I do like Dropbox. I’m a big fan of easy to use solutions to common problems. For me I work at two different sites and I do a significant amount of work at my desktop machine at home as well as on my laptop. Dropbox solved the problem of synchronising files between multiple machines. However Dropbox can go that bit further and take that nice synchronised file store and share it with someone else with a Dropbox account. Now file sharing is nothing new but Dropbox makes it dead easy. Added to that a basic version control system built into the software and you have the workings of a reasonably decent code hosting and development system. Now this isn’t going to be what you’d use to develop a big project with multiple collaborators – there are tools out there like SVN or github far better suited to that task. But when a friend and I found that we needed to share and develop some R code we figured that Dropbox would be perfect for the job.

Setting up shared folders on Dropbox is pretty straightforward but if you’ve never done it before there’s a guide here. The next problem we found was that we had to make sure the script could correctly reference the path to data files and other scripts. Fortunately if your Dropbox folder is located in the same place as the R home directory (is is for a default install on Windows and Mac machines – I haven’t tested this on a Linux box yet) then it should be straightforward process.

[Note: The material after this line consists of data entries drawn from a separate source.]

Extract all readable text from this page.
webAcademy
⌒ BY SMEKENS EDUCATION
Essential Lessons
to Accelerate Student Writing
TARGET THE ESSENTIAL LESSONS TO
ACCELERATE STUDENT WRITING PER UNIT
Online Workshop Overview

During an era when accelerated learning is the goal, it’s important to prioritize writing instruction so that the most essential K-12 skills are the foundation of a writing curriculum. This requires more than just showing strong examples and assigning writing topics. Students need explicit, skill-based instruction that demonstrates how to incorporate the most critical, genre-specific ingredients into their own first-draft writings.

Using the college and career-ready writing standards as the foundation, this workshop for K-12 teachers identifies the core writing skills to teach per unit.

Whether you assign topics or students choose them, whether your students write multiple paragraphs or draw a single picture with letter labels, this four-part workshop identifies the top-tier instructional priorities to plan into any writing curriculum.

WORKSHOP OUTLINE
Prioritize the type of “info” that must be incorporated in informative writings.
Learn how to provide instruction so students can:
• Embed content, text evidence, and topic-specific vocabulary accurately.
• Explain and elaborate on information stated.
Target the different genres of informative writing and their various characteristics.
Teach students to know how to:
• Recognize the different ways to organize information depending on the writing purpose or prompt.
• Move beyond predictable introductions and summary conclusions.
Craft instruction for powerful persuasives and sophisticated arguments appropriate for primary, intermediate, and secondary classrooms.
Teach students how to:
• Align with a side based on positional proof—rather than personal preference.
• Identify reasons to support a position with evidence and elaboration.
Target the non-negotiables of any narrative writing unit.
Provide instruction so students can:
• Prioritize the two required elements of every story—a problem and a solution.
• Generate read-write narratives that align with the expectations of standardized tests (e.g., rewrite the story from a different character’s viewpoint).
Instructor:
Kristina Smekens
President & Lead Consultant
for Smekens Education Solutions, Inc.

You can check your R home directory using (example for Windows XP)

 

Sys.getenv("R_USER")
[1] "C:/Documents and Settings/Kate/My Documents"

 

Your Dropbox folder should be in My Documents too. Then in your R script set your working directory or file locations as follows:

 

setwd(path.expand("~/Dropbox/SharedRScript"))

 

That way you can define the location of any other called scripts or data relative to your shared folder and they should work irrespective of which machine you are on.  So far Dropbox is working pretty well for our needs. It’s free (at least for 2Gb storage), synchronises quickly and is easy to use. You might run into problems if several people are working on a file at the same time – it will save multiple versions rather than try to merge the files.  However for us it’s a good and easy solution to collaborative coding.